Langley Mayor Peter Fassbender has been trying to negotiate a new 20-year deal with the Mounties on behalf of communities across B.C., but says talks aren't going well.

Local politicians are asking to have some say in how the RCMP spend their money.

"Basically, we have no control," he told CTV News. "That's not acceptable; we can't operate that way.... We can't scrutinize the books -- we have no way to audit the costs."

Ninety per cent of the RCMP's budget in B.C. comes from taxpayers in the province, and policing is the biggest expense for municipal governments.

At the annual meeting of the Union of B.C. Municipalities Wednesday, delegates voted to put an end to the Mountie-led integrated policing teams like the Integrated Homicide Investigation Team.

The vote was symbolic and non-binding, but it was a shot across the bow for mayors and councillors.

"We have got to bring focus and awareness," Fassbender said. "I am convinced today that most of the federal members sitting in Ottawa are really not aware of the systemic issues Ottawa faces in the running of the RCMP."

The current contract between the provincial and federal governments concerning the Mounties expires on March 31. The feds have given B.C. until the end of November to sign a proposed contract, threatening to pull out all RCMP services in 2014 if that doesn't happen.

The federal government seems unprepared to budge, but says it is prepared to work out a solution.

"We do not force provinces to accept the RCMP. We think it's a good deal, but it's up to the provinces to do it," Public Safety Minister Vic Toews said during question period Wednesday.

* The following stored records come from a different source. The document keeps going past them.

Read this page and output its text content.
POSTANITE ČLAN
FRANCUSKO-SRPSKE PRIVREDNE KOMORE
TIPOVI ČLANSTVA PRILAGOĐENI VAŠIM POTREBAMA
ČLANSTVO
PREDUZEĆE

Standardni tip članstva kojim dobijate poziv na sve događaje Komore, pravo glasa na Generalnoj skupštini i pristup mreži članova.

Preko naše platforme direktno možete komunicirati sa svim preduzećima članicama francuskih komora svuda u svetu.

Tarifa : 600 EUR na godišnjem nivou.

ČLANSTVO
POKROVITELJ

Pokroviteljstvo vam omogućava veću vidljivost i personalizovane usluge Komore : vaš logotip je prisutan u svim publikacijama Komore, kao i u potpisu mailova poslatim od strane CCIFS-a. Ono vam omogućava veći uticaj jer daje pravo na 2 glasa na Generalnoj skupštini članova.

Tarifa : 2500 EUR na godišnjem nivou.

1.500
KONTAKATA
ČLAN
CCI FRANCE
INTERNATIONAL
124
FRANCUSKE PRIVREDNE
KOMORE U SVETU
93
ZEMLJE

B.C. Solicitor General Shirley Bond says she's now working on Plan B for policing in the province.

Criminologists and civil libertarians have long called for a provincial force, believing it would be more accountable to British Columbians.

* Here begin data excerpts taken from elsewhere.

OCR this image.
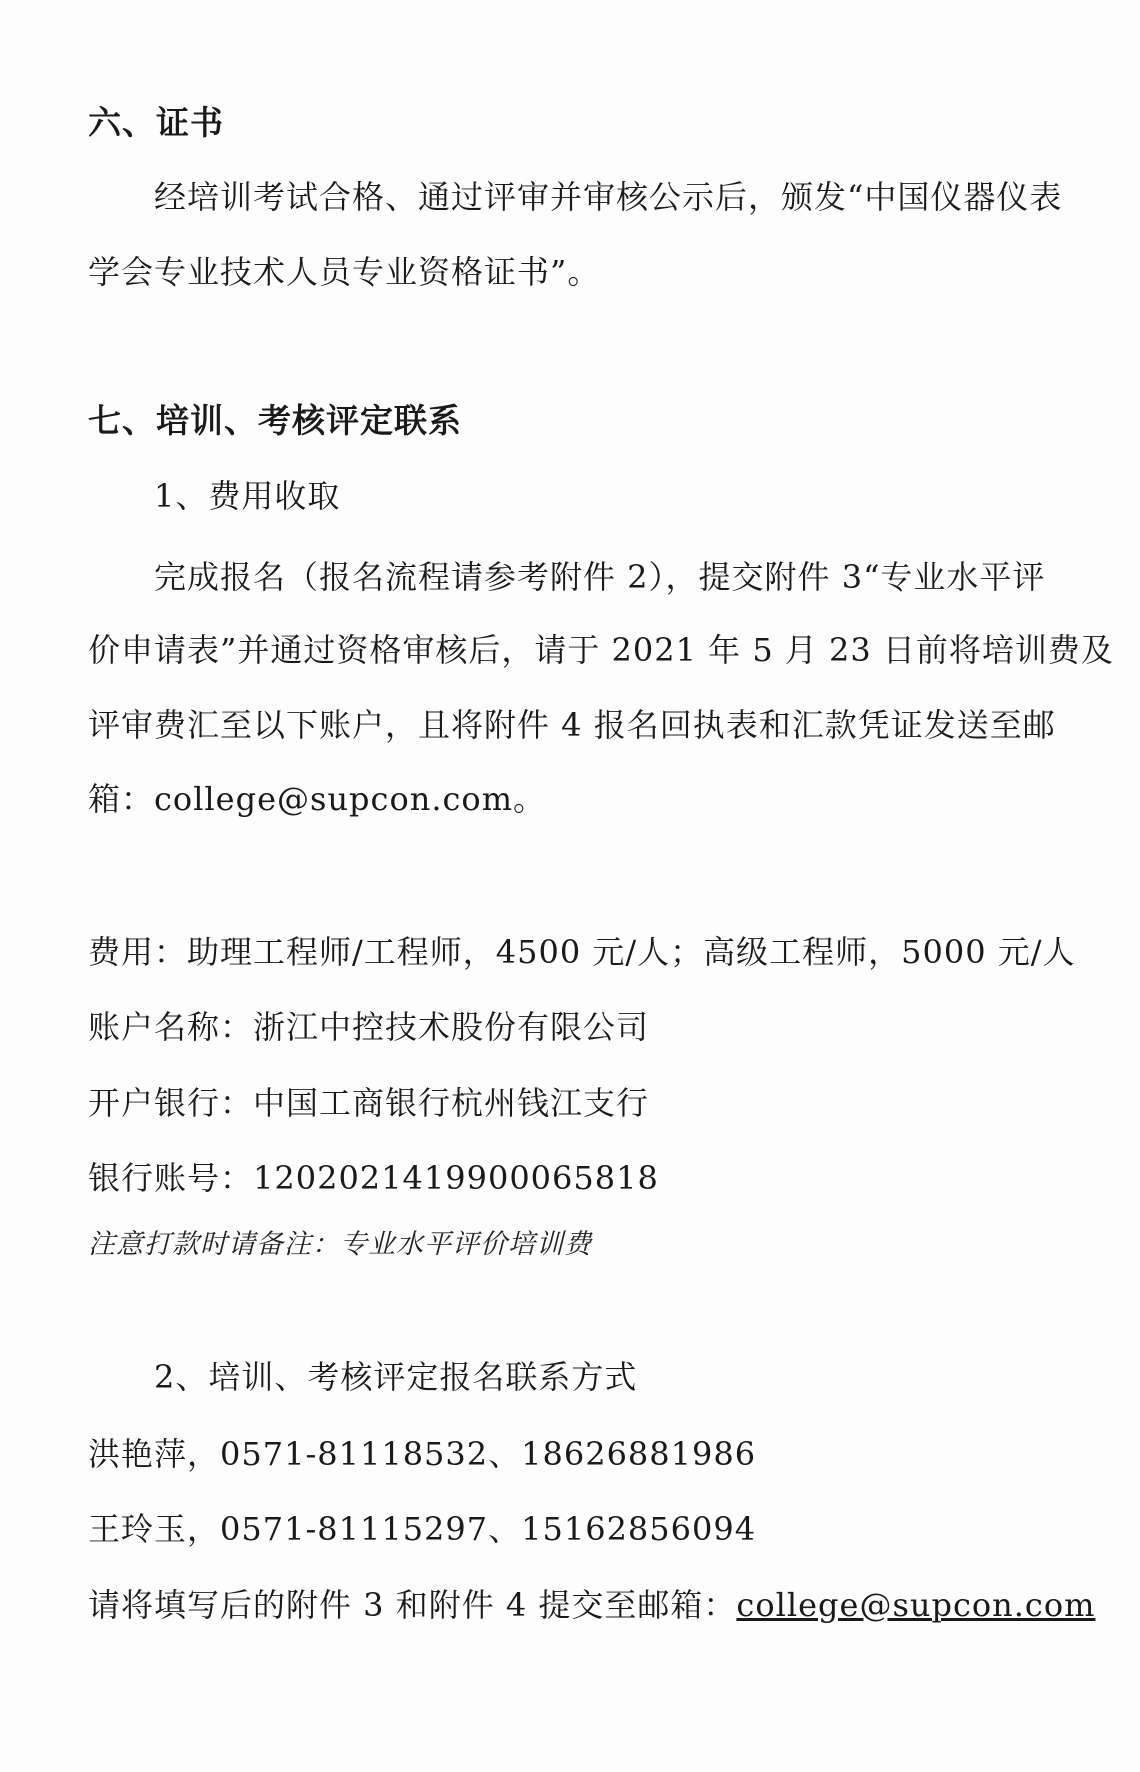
六、证书
经培训考试合格、通过评审并审核公示后，颁发“中国仪器仪表
学会专业技术人员专业资格证书”。
七、培训、考核评定联系
1、费用收取
完成报名（报名流程请参考附件 2），提交附件 3“专业水平评
价申请表”并通过资格审核后，请于 2021 年 5 月 23 日前将培训费及
评审费汇至以下账户，且将附件 4 报名回执表和汇款凭证发送至邮
箱：college@supcon.com。
费用：助理工程师/工程师，4500 元/人；高级工程师，5000 元/人
账户名称：浙江中控技术股份有限公司
开户银行：中国工商银行杭州钱江支行
银行账号：1202021419900065818
注意打款时请备注：专业水平评价培训费
2、培训、考核评定报名联系方式
洪艳萍，0571-81118532、18626881986
王玲玉，0571-81115297、15162856094
请将填写后的附件 3 和附件 4 提交至邮箱：college@supcon.com
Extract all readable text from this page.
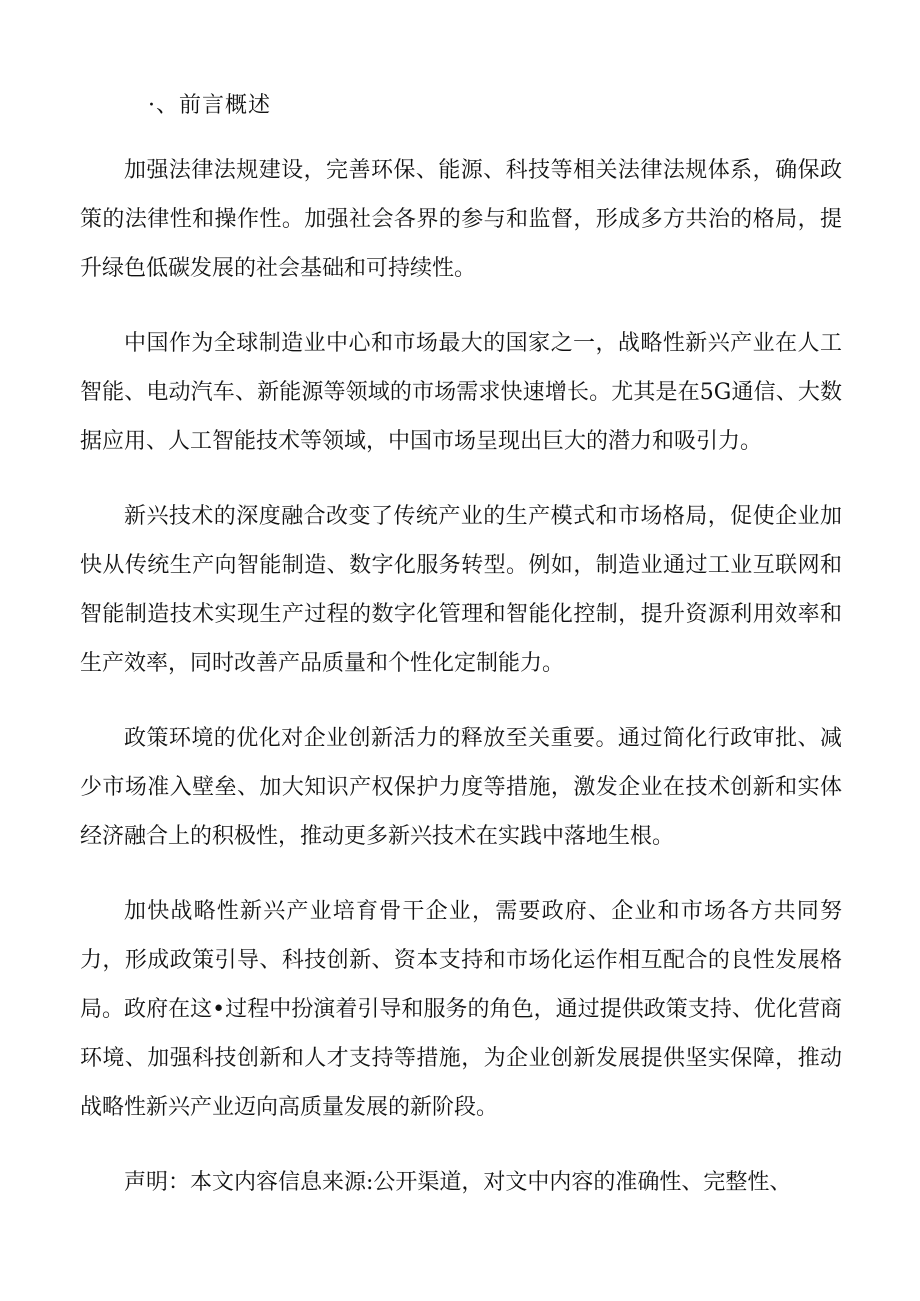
·、前言概述

加强法律法规建设，完善环保、能源、科技等相关法律法规体系，确保政策的法律性和操作性。加强社会各界的参与和监督，形成多方共治的格局，提升绿色低碳发展的社会基础和可持续性。

中国作为全球制造业中心和市场最大的国家之一，战略性新兴产业在人工智能、电动汽车、新能源等领域的市场需求快速增长。尤其是在5G通信、大数据应用、人工智能技术等领域，中国市场呈现出巨大的潜力和吸引力。

新兴技术的深度融合改变了传统产业的生产模式和市场格局，促使企业加快从传统生产向智能制造、数字化服务转型。例如，制造业通过工业互联网和智能制造技术实现生产过程的数字化管理和智能化控制，提升资源利用效率和生产效率，同时改善产品质量和个性化定制能力。

政策环境的优化对企业创新活力的释放至关重要。通过简化行政审批、减少市场准入壁垒、加大知识产权保护力度等措施，激发企业在技术创新和实体经济融合上的积极性，推动更多新兴技术在实践中落地生根。

加快战略性新兴产业培育骨干企业，需要政府、企业和市场各方共同努力，形成政策引导、科技创新、资本支持和市场化运作相互配合的良性发展格局。政府在这•过程中扮演着引导和服务的角色，通过提供政策支持、优化营商环境、加强科技创新和人才支持等措施，为企业创新发展提供坚实保障，推动战略性新兴产业迈向高质量发展的新阶段。

声明：本文内容信息来源:公开渠道，对文中内容的准确性、完整性、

And former solicitor general Kash Heed has been lobbying for regional policing since his days as chief of the West Vancouver Police Department.

He says now is the perfect time to turn away from the Mounties.

"I don't think we should blink -- I think we should order those moving trucks. I think we should sit down and do the work we need to do," he said.

Heed estimates that it will take about two years to establish a provincial police force, and says that the benefits will outweigh the costs.